PUBLISHED: 6:00 PM on Wednesday, June 4, 2008
Short-term financing may offer long-term help to businesses
Juneau-based Valley Paint Center owner Charlie Williams said that up until 2001, he was losing between $30,000 and $40,000 a year.

It wasn't for lack of customers, nor was it poor money management. The problem, Williams said, was that by the late 1990s his outstanding account receivables continued to grow, but money was not coming in fast enough for him to keep up with his expenses.

"Eighty percent of people paid their bills right on time, but the remaining 20 percent were 30, 60, 90 and in some cases up to 150 days late. It's really difficult when you're waiting on money that long," Williams said.

Williams said he needed the money to pay his employees, as well as to purchase inventory and advertising.
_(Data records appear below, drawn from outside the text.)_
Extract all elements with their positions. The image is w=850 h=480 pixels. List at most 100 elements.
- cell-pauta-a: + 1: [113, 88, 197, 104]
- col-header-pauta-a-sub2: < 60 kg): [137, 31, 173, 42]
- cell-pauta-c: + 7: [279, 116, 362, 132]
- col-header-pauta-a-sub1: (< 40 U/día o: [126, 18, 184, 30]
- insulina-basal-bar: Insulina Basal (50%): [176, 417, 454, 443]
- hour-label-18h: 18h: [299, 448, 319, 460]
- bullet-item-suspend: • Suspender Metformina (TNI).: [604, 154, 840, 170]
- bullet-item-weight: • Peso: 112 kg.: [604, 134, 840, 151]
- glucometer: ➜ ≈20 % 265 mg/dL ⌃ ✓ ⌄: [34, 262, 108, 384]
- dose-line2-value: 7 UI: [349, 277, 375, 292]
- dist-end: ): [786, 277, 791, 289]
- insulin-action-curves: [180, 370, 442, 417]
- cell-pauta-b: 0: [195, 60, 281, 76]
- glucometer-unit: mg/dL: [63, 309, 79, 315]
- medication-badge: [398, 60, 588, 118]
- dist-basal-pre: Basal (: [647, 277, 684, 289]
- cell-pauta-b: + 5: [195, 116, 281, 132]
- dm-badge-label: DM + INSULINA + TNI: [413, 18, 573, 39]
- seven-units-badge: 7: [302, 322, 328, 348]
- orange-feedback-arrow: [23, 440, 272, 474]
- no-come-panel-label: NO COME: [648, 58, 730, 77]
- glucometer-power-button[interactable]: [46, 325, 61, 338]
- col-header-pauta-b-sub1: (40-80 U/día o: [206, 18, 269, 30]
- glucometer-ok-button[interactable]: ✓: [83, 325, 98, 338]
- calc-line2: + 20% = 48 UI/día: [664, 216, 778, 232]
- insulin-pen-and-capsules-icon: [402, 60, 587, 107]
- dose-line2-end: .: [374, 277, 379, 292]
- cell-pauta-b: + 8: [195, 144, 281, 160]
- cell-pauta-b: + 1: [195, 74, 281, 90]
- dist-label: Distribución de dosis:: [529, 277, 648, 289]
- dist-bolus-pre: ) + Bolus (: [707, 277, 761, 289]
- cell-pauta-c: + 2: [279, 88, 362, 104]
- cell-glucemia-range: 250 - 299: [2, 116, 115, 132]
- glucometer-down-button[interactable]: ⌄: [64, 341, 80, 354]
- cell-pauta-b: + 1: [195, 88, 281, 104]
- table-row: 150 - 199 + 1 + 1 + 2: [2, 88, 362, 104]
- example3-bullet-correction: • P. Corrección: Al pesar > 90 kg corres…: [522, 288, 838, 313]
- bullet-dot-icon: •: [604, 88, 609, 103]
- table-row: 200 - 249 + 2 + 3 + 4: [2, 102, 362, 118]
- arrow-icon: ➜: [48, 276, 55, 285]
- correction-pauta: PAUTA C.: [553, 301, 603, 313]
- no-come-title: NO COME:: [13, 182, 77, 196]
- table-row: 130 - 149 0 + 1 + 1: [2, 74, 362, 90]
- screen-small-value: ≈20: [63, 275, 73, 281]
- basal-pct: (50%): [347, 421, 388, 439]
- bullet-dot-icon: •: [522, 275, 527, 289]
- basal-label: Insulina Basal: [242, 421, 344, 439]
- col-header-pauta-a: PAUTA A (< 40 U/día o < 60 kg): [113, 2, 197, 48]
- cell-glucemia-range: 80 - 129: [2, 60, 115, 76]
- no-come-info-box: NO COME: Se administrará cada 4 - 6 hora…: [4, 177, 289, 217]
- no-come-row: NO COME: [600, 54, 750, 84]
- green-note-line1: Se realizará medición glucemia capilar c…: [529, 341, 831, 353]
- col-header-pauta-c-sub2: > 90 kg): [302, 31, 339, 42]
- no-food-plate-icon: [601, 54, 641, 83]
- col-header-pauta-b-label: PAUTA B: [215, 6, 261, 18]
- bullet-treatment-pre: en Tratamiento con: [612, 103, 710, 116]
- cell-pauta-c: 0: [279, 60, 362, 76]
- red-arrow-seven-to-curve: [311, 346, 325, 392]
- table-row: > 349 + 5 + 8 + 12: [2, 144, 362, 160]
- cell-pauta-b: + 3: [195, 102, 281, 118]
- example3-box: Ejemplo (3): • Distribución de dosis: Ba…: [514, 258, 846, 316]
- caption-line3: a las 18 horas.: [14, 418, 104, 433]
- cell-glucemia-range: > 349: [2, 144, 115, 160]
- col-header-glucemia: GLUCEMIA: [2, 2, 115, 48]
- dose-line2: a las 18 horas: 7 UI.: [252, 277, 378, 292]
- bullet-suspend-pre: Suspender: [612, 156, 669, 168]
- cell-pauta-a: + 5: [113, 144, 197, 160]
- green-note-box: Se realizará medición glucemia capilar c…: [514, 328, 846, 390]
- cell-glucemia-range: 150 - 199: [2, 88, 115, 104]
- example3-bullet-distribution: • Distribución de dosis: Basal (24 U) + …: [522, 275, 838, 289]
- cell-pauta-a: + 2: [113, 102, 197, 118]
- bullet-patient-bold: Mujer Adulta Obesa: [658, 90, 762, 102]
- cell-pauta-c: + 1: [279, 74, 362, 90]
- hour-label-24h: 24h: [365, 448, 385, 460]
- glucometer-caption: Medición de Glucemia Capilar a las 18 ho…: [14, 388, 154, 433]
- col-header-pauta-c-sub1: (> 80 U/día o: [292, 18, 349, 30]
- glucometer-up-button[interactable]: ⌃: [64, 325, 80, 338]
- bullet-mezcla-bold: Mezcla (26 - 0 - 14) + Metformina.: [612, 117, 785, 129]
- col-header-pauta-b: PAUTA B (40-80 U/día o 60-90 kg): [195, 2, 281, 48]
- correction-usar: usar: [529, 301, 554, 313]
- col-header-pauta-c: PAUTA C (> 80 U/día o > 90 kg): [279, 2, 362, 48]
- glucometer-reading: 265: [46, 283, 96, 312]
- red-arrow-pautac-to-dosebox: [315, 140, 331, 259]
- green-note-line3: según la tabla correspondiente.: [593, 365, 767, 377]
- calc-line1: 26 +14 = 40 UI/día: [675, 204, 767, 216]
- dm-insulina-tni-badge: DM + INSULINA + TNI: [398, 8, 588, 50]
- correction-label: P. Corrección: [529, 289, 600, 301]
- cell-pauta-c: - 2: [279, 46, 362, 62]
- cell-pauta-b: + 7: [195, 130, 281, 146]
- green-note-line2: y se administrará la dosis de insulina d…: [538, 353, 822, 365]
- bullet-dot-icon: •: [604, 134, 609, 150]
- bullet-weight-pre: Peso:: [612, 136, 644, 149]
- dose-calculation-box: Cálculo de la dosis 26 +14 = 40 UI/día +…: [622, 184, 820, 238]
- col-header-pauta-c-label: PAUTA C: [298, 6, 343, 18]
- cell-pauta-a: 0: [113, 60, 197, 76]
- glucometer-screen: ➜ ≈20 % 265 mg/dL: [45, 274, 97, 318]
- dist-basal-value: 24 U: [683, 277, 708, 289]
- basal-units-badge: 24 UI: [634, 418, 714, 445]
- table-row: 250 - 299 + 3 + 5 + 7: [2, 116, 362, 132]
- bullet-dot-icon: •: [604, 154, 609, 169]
On top of that, he was wasting time tracking invoices and trying to collect payments.

Williams knew he needed to do something, but he wasn't sure what.

About the same time, he was approached by First National Bank Alaska about its business manager cash management tool. A method of short-term financing, business manager is designed to be a self-liquidating line of credit, according to Louise Bourcier, vice president of First National's commercial lending division.

"It's designed for clients who need a lot of cash up front," she said.

The bank reviews the client's accounts receivable customer list, and if approved, the borrower actually sells his invoices to the bank. The day after the invoice is sold, the bank's client can collect his money. The bank then assumes responsibility for processing payments, mailing statements and receiving incoming payments.

"The program has changed the perception that a customer is not paying me, they're paying the bank," Williams said. "That generally means they pay quicker because they're worried about their credit rating. It's freed up my cash flow, so now I'm able to pay my bills on time. How can you get ahead if you keep getting behind every single year?"

Williams said he still averages about $10,000 in lost revenue from clients not paying their bills, "but that's inevitable," he said. "You're never going to get 100 percent, but you do what you can."

The bank, in turn, collects a fee for every purchase of invoices sold. There are no annual or renewal fees. The bank also keeps a loan allowance for reserve accounts. On a monthly basis, the bank evaluates the outstanding accounts and the customer gets the excess back.

First National's business manager tool is just one method of short-term financing that financial institutions offer.

Short-term financing is becoming increasingly popular for small businesses that are just starting out and/or experiencing rapid growth. Generally, the loan or line or credit is for up to one year, "but we tailor the term of the loan for each customer," said Jay Page, vice president of First National's corporate lending division.

The interim funding arrangement means businesses can increase their sales and maintain a steady source of capital while they secure more permanent financing.

Borrowers interested in short-term financing will need to provide their prior year's tax return, a current balance sheet, an income statement and an accounts receivable list prior to being approved.

A bank will also evaluate what Page calls "the five Cs" of credit analysis to determine if a customer is a desirable borrower: Character (the general impression you make on the potential lender based on your educational background and experience in business and in your industry), capacity (how you intend to repay the loan), collateral (additional forms of security you can provide the lender, such as your home), conditions (the local economic climate) and capital (the money you have personally invested in the business).

But short-term financing isn't for everyone, Page cautioned.

"Business owners can get in trouble if they keep their receivables and don't pay their line of credit down," he said. With the business manager program, the bank pays the client up front.

"We get paid because the invoice comes to the lockbox," a cash flow improvement technique in which the payments made by customers are directed to a special post office box rather than to the company, Bourcier said. "If the customer keeps the money that's supposed to repay the loan, he's been paid twice. They're supposed to pay it from their receivables. When you do that, you're robbing Peter to pay Paul."